Friday Update (03-10-17)

What I’m reading
I finished Co-ed Naked Philosophy by Will Forest. About halfway through the book I began to find that many of the cliché nudist slogans, some of the improbable scenarios, and unbelievable conflict resolutions were getting a bit tiresome. I put my Kindle aside and thought about it a while. I began to think of the novel as kind of a “what-if” scenario and a possibility that I could envision. I suspended the rationality of the current reality and let this alternate reality take hold in my imagination. That renewed my interest and I followed the story to its inevitable happy ending where everything worked out and everyone lived happily ever after. I hope I didn’t spoil it for anyone.

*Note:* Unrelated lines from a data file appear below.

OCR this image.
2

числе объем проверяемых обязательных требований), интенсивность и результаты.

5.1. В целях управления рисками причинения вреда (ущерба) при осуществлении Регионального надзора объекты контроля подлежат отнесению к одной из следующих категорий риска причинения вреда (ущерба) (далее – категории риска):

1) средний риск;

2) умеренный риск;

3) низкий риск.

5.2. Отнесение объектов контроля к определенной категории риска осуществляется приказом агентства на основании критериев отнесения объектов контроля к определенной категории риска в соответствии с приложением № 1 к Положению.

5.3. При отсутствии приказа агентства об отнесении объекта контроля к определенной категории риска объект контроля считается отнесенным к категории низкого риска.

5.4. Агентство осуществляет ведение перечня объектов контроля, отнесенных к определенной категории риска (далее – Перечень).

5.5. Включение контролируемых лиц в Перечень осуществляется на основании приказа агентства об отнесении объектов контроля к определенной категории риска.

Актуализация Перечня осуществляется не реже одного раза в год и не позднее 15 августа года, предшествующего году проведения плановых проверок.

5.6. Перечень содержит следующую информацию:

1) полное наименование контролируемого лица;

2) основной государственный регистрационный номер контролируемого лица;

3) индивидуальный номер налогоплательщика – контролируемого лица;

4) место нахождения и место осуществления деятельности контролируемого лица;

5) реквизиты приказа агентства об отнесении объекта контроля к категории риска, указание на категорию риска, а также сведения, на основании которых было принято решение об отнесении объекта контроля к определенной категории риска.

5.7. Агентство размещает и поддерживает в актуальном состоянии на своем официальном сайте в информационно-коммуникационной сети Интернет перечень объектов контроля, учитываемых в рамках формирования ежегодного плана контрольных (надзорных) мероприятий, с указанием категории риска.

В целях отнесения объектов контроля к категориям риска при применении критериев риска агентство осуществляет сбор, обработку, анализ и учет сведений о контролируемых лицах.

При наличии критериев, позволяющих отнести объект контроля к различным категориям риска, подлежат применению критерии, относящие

It seemed logical to start Forest’s most recent novel, Aglow which I finished in a day. Admittedly, it took me a few chapters to get into it but once I did, it turned out to be quite interesting. In many ways, I enjoyed Aglow more than Co-ed Naked Philosophy.

On Wednesday I read The Timebound Traveler by David Newman, a kirtan artist and a Bhakti yogi. Although I’m not particularly spiritual, spirituality is an area I like to explore and this book was a wonderful exploration.

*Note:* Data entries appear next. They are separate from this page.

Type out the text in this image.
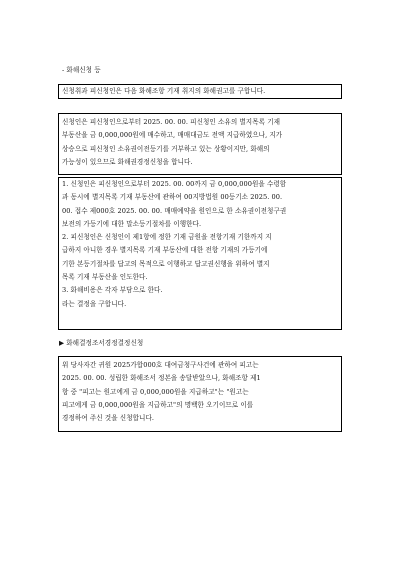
- 화해신청 등
신청취과 피신청인은 다음 화해조항 기재 취지의 화해권고를 구합니다.
신청인은 피신청인으로부터 2025. 00. 00. 피신청인 소유의 별지목록 기재
부동산을 금 0,000,000원에 매수하고, 매매대금도 전액 지급하였으나, 지가
상승으로 피신청인 소유권이전등기를 거부하고 있는 상황이지만, 화해의
가능성이 있으므로 화해권경정신청을 합니다.
1. 신청인은 피신청인으로부터 2025. 00. 00까지 금 0,000,000원을 수령함
과 동시에 별지목록 기재 부동산에 관하여 00지방법원 00등기소 2025. 00.
00. 접수 제000호 2025. 00. 00. 매매예약을 원인으로 한 소유권이전청구권
보전의 가등기에 대한 말소등기절차를 이행한다.
2. 피신청인은 신청인이 제1항에 정한 기재 금원을 전항기재 기한까지 지
급하지 아니한 경우 별지목록 기재 부동산에 대한 전항 기재의 가등기에
기한 본등기절차를 답고의 목적으로 이행하고 답고권신행을 위하여 별지
목록 기재 부동산을 인도한다.
3. 화해비용은 각자 부담으로 한다.
라는 결정을 구합니다.
▶ 화해결정조서경정결정신청
위 당사자간 귀원 2025가합000호 대여금청구사건에 관하여 피고는
2025. 00. 00. 성립한 화해조서 정본을 송달받았으나, 화해조항 제1
항 중 "피고는 원고에게 금 0,000,000원을 지급하고"는 "원고는
피고에게 금 0,000,000원을 지급하고"의 명백한 오기이므로 이를
경정하여 주신 것을 신청합니다.
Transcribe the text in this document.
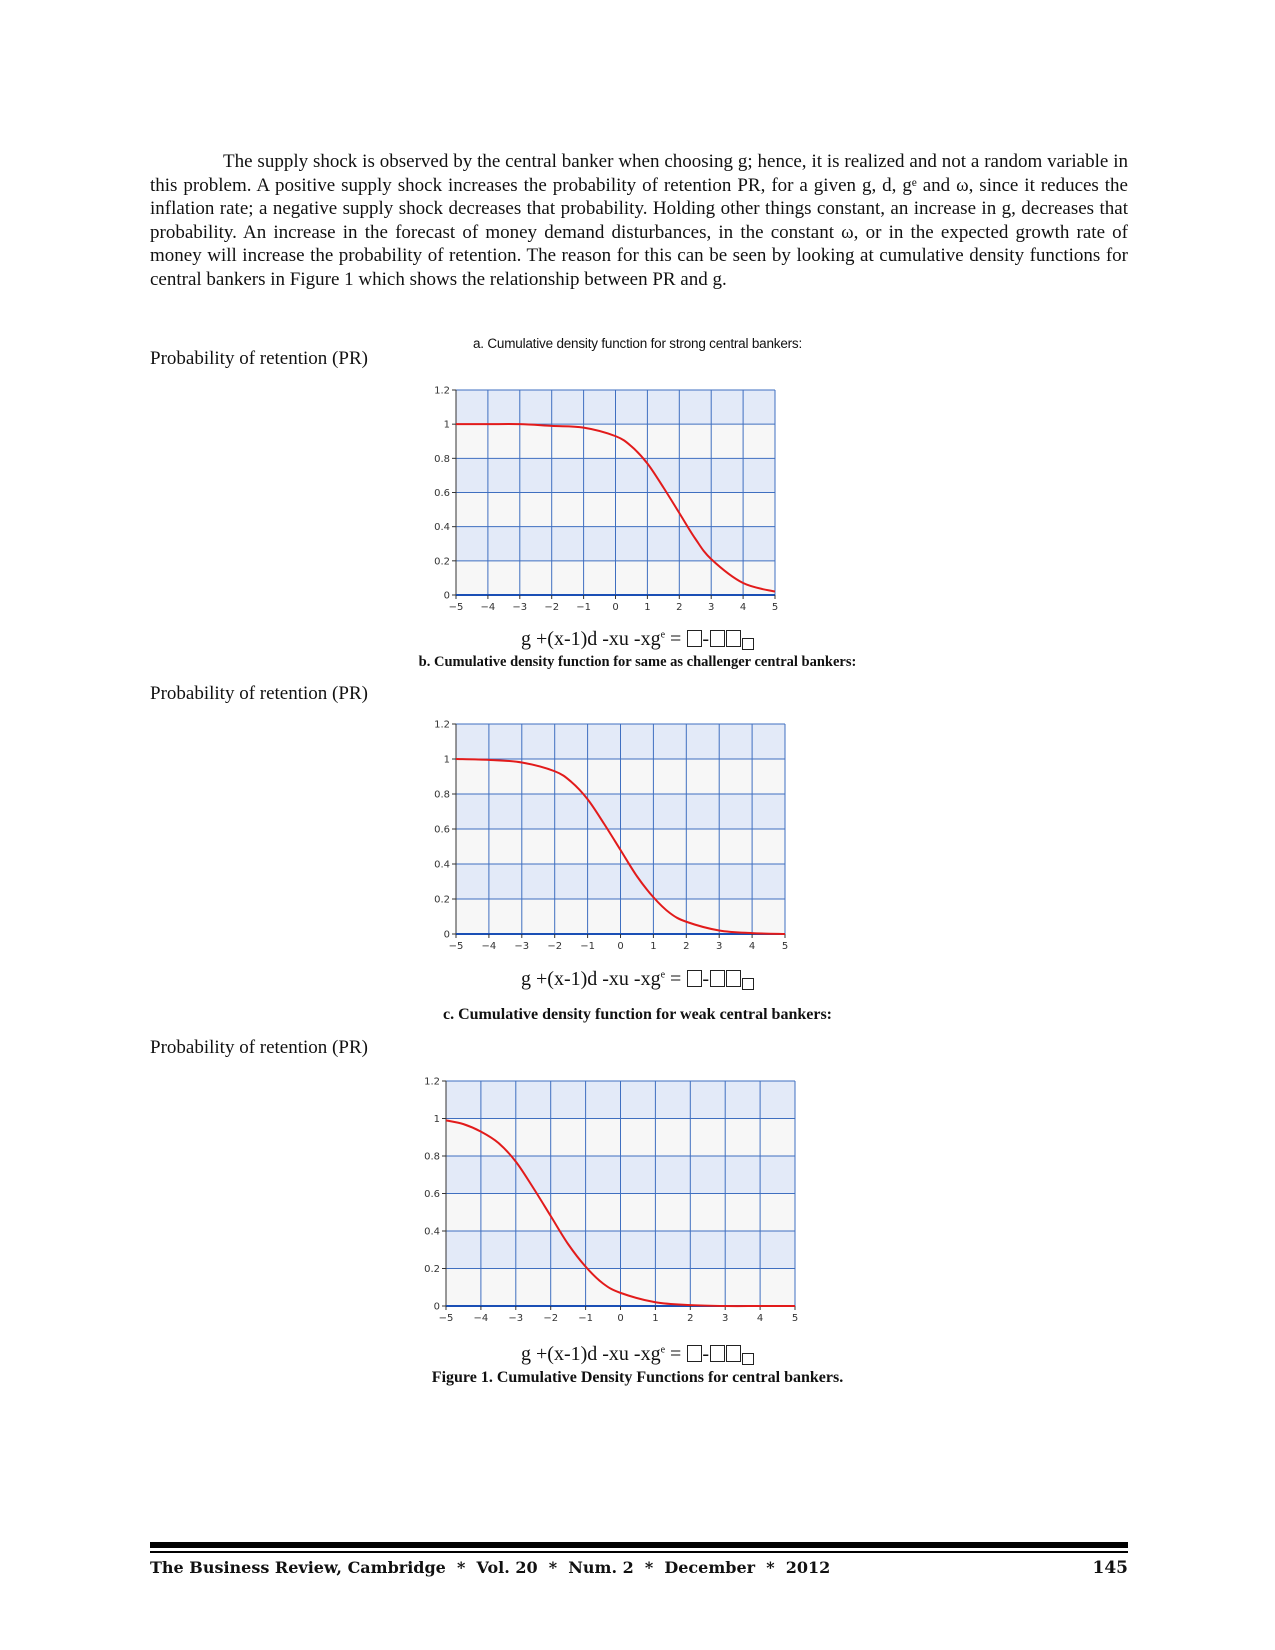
The supply shock is observed by the central banker when choosing g; hence, it is realized and not a random variable in this problem. A positive supply shock increases the probability of retention PR, for a given g, d, gᵉ and ω, since it reduces the inflation rate; a negative supply shock decreases that probability. Holding other things constant, an increase in g, decreases that probability. An increase in the forecast of money demand disturbances, in the constant ω, or in the expected growth rate of money will increase the probability of retention. The reason for this can be seen by looking at cumulative density functions for central bankers in Figure 1 which shows the relationship between PR and g.
a. Cumulative density function for strong central bankers:
Probability of retention (PR)
−5 −4 −3 −2 −1 0	1	2	3	4	5
0
0.2
0.4
0.6
0.8
1
1.2
g +(x-1)d -xu $-xg^e$ = -
b. Cumulative density function for same as challenger central bankers:
Probability of retention (PR)
−5 −4 −3 −2 −1 0	1	2	3	4	5
0
0.2
0.4
0.6
0.8
1
1.2
g +(x-1)d -xu $-xg^e$ = -
c. Cumulative density function for weak central bankers:
Probability of retention (PR)
−5 −4 −3 −2 −1 0	1	2	3	4	5
0
0.2
0.4
0.6
0.8
1
1.2
g +(x-1)d -xu $-xg^e$ = -
Figure 1. Cumulative Density Functions for central bankers.
The Business Review, Cambridge  *  Vol. 20  *  Num. 2  *  December  *  2012	145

Yesterday I got started on In Search of Schrodinger’s Cat: Quantum Physics and Reality by John Gribbin. It’s not light reading but quantum physics is interesting.

Healthy stuff I’m doing
I’ve been faithful to the treadmill and I’ve found that the time passes much more quickly whilst I’m walking. I set up my Kindle on the treadmill’s shelf and start walking and reading. Before I know it, the workout is done. I’m also starting to work some yoga into my workout.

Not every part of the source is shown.